Ibu masuk, menutup pintu yang terbuka sedikit. Tidak ada naga yang melilit tubuhnya. Aku suka Ibu yang tidak dililit naga.
“Tidurlah, Jo.”
Aku menggeleng. Aku ingin berlama-lama menatap Ibu yang tidak dililit naga.
“Ibu minta maaf, Jo.”
Ibu bicara banyak sampai suaranya mendengung. Aku tidak bisa menangkap huruf yang terbang ke sana ke mari. Setiap mataku berhasil menangkap satu huruf, maka huruf itu akan segera lenyap, berganti dengan huruf lain.

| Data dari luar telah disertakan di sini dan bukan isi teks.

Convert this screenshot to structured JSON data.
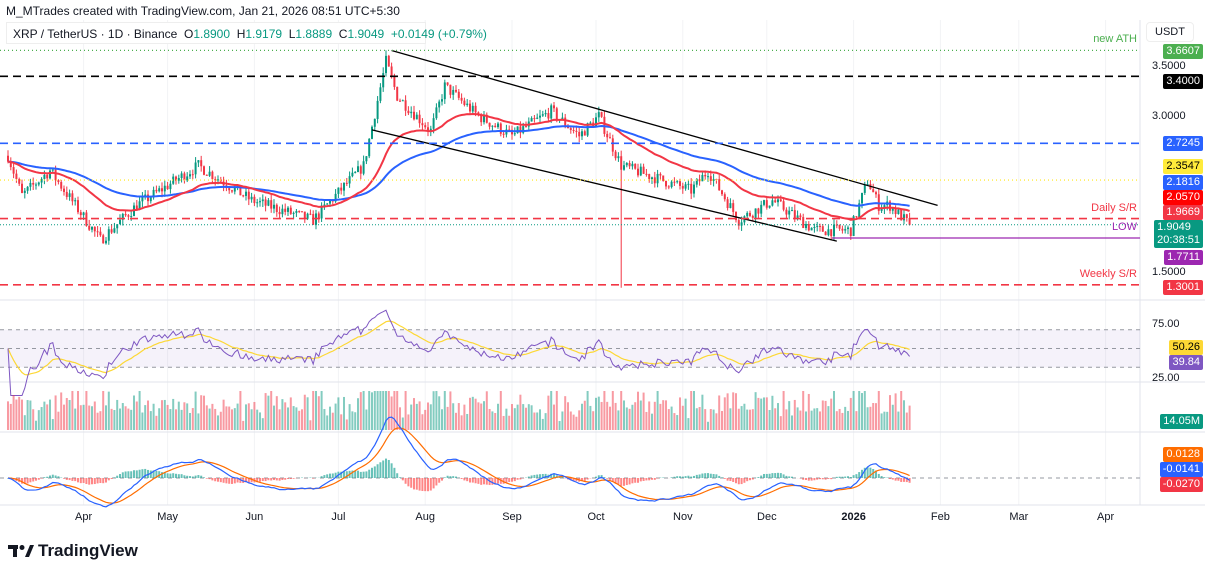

Saat itu, saat aku tengah berusaha menangkap huruf yang terbang ke sana ke mari, naga itu datang lagi. Kali ini dia melilit kepala Ibu. Tapi ada yang aneh! Naga itu tidak menyemburkan api. Dia hanya terus melilit kepala Ibu.
“Minum ini, Jo. Kita pergi bersama-sama, ya ….” Ibu membelai kepalaku, lalu menyodorkan mulut botol ke dalam mulutku. “Minumlah, Ibu juga akan minum setelahmu.”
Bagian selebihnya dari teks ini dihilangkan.